My paradoxical relationship with school

My+paradoxical+relationship+with+school

I’ve found that the further I proceed in life, the more paradoxical my relationship with school becomes. Love and malice simultaneously gnaw on the corners of my days until the feelings blend together, producing an unpleasant gray.

This unpleasant gray, a mixture of love and hate, seemingly portrays my affinity with learning. I love learning and its neverending opportunities, yet I find myself, at times, resenting the very institution that it stems from.

The two feelings often attack each other in an attempt to define my view on education, but as my vision becomes more weary with the accumulation of late nights, the opposition of the two emotions only obscures my point of view.

On days when the gray is overwhelming, it leaves me unable to separate my love and bitterness. As I remain the one designated to understand the gray, I find myself losing a grasp on my love of learning due to an inability to find it between desire and animosity.

At times when animosity surpasses desire, I find myself losing my grasp on my love of learning due to the overwhelming suffocation of education’s effects.

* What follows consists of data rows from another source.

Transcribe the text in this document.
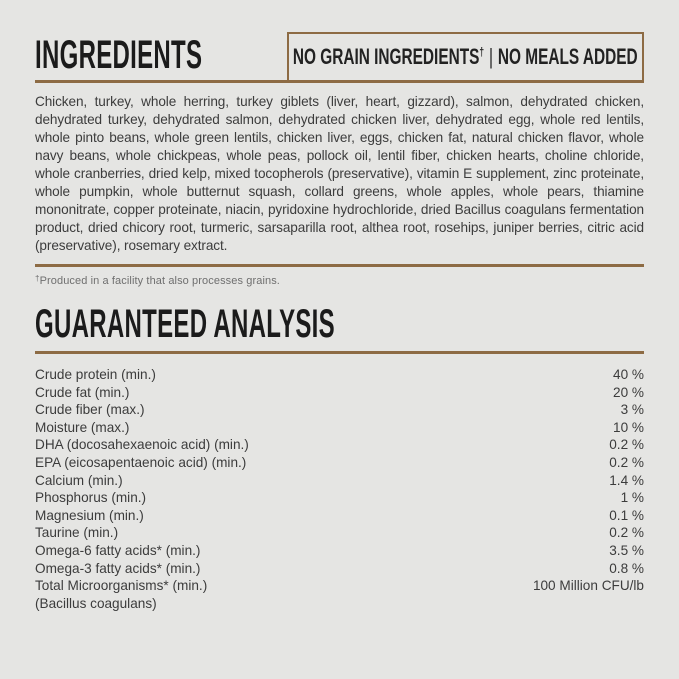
INGREDIENTS	NO GRAIN INGREDIENTS† | NO MEALS ADDED

Chicken, turkey, whole herring, turkey giblets (liver, heart, gizzard), salmon, dehydrated chicken, dehydrated turkey, dehydrated salmon, dehydrated chicken liver, dehydrated egg, whole red lentils, whole pinto beans, whole green lentils, chicken liver, eggs, chicken fat, natural chicken flavor, whole navy beans, whole chickpeas, whole peas, pollock oil, lentil fiber, chicken hearts, choline chloride, whole cranberries, dried kelp, mixed tocopherols (preservative), vitamin E supplement, zinc proteinate, whole pumpkin, whole butternut squash, collard greens, whole apples, whole pears, thiamine mononitrate, copper proteinate, niacin, pyridoxine hydrochloride, dried Bacillus coagulans fermentation product, dried chicory root, turmeric, sarsaparilla root, althea root, rosehips, juniper berries, citric acid (preservative), rosemary extract.

†Produced in a facility that also processes grains.

GUARANTEED ANALYSIS
Crude protein (min.)	40 %
Crude fat (min.)	20 %
Crude fiber (max.)	3 %
Moisture (max.)	10 %
DHA (docosahexaenoic acid) (min.)	0.2 %
EPA (eicosapentaenoic acid) (min.)	0.2 %
Calcium (min.)	1.4 %
Phosphorus (min.)	1 %
Magnesium (min.)	0.1 %
Taurine (min.)	0.2 %
Omega-6 fatty acids* (min.)	3.5 %
Omega-3 fatty acids* (min.)	0.8 %
Total Microorganisms* (min.)	100 Million CFU/lb
(Bacillus coagulans)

However, I cannot bear the idea of letting go of school, despite its suffocation and my own confusion. My craving for knowledge is too strong for me to live without it. I don’t want to let go of all of the words and the stories. I refuse to set free my will to learn about the world around me.

Knowledge gives humanity a power that is often overlooked, and opening your mind to the multitude of information opens doors to the past, present, and future. The information found around the world is both a time machine and an airplane, having the ability to take a person to any corner of the Earth at any time it existed.

Having an aptitude to keep an open mind to these explanations is almost a superpower; it holds the ability of changing one’s perspective on life and the world, and being given the opportunity to attend an institution that gives this information is a wonder on its own.

Knowledge should be exciting. The world, from its microanatomical structures to its grand creations, should be yearned to know.

Yet, as I sit in a metal chairs lined in straight rows, I struggle to desire information. As I stay awake for far too many hours, shoveling information into my mind, I get sick of it. As I want to discuss information to its core, I am told that my ideas are wrong.

In a brief glance at modern-day education, not all, but many experiences are riddled with restriction. It makes sense, when considering organization; the straight rows, unchanging hours, and testing creates a structure that is helpful at times to keep a school functioning. However, this structure is often just convenience hidden behind what is said to be “needed.”

Although education’s gift of knowledge is a marvel, schools frequently strip individuality in the process.

With standardized tests and grade point averages, names are replaced with numbers. Instead of learning for truth and information, many students often chase after letters and digits that schools define them with.

With explanations, wrong answers are discouraged, and daring to think is often replaced with repeating right answers out of fear of penalization. But, difference in thought shouldn’t be damaging, and wrong answers shouldn’t be looked down upon.

The education system ironically, in many ways, damages learning and depth of thought, and in its place puts students in a box with its standardization. Although this does not occur in all instances, it is frequent among what is required by the nation.

I resent the lack of sincerity, yet I catch myself abiding by all of the rules. I continue shoveling the information, keeping quiet, and saying the right answers.

I love learning, but I am concerned by the unleashing of it. My love and bitterness towards education fold and unfold throughout my days, affecting my ability to learn.

Education is one of the greatest influences in a student’s life, and it is now simultaneously gifting knowledge and perfunctorily forcing it into minds. With its release, it is frequently characterized by possible wonder that is overshadowed by the black and white of conveniences.

My relationship with school is defined by how it’s given to me, and right now, knowledge is both my superpower and my greatest enemy.